IDS records and monitors the normal behavior for applications and constantly checks activity against these baselines. If an application starts to behave in new ways, it’s a possible sign that it has been exploited by a bad actor. For instance, if it starts to attempt reading or writing files when it usually doesn’t, that’s a pretty good sign—it’s not like it started doing that on its own!
The CNCF project Falco also is here to help you follow this guidance. Specifying rules is, of course, cumbersome, but it is essential to provide the guardrails your application needs. There are community-provided ones you can start off with.
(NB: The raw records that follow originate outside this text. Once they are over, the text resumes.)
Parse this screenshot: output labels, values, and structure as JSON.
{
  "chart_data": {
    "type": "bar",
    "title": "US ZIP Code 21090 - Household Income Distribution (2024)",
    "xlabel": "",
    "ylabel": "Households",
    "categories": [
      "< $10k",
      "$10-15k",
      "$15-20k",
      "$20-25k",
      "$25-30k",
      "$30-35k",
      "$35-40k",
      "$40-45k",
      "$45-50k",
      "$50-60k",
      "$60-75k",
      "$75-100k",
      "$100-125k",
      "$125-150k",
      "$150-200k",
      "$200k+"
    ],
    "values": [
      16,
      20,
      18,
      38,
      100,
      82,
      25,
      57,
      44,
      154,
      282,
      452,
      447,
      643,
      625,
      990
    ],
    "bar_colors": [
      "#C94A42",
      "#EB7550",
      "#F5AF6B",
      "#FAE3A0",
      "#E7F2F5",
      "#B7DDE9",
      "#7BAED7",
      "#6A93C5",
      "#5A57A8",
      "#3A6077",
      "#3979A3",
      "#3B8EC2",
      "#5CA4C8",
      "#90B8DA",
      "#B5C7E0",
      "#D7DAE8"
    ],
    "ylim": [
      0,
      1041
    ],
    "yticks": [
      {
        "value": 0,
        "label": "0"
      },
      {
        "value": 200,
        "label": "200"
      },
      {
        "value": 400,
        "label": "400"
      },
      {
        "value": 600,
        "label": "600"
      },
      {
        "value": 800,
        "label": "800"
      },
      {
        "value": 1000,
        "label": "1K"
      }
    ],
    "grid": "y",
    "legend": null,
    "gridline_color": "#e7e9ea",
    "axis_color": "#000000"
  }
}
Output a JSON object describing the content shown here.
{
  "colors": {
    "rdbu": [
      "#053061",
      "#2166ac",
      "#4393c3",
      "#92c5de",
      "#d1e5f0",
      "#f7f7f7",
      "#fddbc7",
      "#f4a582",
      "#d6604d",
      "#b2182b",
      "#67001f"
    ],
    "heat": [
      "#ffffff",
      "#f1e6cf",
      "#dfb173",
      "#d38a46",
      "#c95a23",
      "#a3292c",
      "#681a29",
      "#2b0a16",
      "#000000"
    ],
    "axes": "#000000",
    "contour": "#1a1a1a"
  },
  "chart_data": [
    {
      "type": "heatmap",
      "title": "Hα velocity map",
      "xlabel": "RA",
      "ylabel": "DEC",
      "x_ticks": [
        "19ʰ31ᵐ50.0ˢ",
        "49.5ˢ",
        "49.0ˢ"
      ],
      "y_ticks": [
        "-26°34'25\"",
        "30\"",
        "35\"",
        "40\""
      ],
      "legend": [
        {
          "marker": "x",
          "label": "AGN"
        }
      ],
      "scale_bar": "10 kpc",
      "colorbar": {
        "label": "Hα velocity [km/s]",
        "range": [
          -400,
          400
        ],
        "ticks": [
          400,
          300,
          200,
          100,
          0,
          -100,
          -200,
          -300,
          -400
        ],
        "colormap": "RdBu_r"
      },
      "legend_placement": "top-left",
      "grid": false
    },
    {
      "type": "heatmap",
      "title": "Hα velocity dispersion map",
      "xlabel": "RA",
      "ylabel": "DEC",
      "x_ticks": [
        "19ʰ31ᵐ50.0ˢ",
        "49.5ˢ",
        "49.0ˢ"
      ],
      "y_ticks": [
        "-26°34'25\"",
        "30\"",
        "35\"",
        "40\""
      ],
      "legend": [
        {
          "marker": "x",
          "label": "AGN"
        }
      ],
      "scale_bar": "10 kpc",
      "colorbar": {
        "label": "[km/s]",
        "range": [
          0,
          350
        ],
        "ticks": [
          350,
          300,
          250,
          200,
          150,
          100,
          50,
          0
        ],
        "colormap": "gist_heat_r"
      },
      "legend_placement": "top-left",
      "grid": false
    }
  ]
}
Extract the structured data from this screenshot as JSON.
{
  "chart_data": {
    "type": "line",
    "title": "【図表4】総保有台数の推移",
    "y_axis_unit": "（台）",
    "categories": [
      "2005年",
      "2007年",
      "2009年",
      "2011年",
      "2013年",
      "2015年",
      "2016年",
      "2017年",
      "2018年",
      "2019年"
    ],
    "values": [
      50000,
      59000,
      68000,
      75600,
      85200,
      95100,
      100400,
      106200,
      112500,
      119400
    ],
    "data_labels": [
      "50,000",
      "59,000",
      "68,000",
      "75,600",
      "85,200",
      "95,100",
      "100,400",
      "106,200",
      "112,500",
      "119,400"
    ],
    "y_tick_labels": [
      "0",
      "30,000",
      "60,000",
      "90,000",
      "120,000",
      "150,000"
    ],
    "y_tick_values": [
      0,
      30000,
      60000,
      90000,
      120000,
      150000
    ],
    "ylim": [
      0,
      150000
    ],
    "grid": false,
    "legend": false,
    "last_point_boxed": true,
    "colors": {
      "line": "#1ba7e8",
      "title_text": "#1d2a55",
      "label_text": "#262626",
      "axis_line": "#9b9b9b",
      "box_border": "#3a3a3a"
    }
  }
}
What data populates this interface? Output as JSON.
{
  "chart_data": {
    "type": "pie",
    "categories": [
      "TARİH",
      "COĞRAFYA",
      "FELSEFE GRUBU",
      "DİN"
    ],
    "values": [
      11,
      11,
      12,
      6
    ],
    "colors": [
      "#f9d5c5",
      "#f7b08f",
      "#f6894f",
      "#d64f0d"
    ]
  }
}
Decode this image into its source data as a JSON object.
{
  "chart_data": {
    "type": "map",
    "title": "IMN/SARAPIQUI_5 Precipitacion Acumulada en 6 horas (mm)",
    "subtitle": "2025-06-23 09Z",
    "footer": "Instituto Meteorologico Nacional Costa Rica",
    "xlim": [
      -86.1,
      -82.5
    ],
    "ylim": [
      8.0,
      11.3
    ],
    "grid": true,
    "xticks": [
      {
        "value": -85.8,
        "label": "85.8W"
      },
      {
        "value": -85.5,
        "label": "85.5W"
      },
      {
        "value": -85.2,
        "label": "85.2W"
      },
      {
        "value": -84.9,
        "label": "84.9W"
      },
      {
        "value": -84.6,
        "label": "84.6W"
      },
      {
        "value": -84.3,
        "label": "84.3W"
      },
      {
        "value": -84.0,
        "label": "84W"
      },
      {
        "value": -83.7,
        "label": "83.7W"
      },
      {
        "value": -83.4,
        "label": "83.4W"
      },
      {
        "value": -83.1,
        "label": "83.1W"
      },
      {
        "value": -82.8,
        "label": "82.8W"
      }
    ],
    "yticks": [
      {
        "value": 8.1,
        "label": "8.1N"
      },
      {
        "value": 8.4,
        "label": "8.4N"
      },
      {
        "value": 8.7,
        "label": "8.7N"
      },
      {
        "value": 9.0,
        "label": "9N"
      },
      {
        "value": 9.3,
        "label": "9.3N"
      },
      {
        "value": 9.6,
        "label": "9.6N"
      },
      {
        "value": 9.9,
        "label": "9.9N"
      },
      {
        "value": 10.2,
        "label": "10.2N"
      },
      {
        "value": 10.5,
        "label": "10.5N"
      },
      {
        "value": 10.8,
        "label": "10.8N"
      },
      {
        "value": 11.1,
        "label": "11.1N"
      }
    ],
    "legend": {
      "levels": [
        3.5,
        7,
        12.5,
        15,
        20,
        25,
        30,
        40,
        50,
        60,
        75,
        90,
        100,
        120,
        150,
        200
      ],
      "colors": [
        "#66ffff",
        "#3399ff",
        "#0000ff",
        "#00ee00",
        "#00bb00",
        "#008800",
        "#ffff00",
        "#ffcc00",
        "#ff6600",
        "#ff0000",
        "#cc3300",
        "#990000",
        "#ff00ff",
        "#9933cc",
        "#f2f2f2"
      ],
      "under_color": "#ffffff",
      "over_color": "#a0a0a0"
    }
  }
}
Falco can, in combination with, for example, Elasticsearch, inspect your (audit) logs and, in that way act as a SIEM. I recommend using it in this way, too. If you already have a different system in place, then, by all means, use that. But use something. Because many regulations these days require that you inform users about data breaches, so you really want a system that helps manage security information and events. The amount of security log data is too great to process manually, especially if you are currently under attack.
Information security is not a one-time box to tick—it’s an ongoing process. The threats are constantly evolving, so the responses must, as well. By putting guardrails into our platforms and constantly striving for giving only the least amount of privileges to our applications and servers, we can reduce our attack surface. And that is especially important in the cloud.
The inherent complexities and dynamic nature of the cloud offer many places for a bad actor to both carry out attacks and to hide. It’s up to us to limit those opportunities.
Kubernetes is neither secure by default, nor by itself. You absolutely can, and must, harden its configuration. The so-called "managed Kubernetes services" offered by cloud providers puts very little, if any, of the advice contained in this article in place for you. And they certainly don't add any of the other tools needed for security in depth. Nor are they interested in doing so, as per their "shared responsibility models" (here's AWS', without the intention of singling them out), in which they are responsible for security of the cloud, but you are responsible for security in the cloud.
Please keep this in mind as you embark on your cloud-native journey.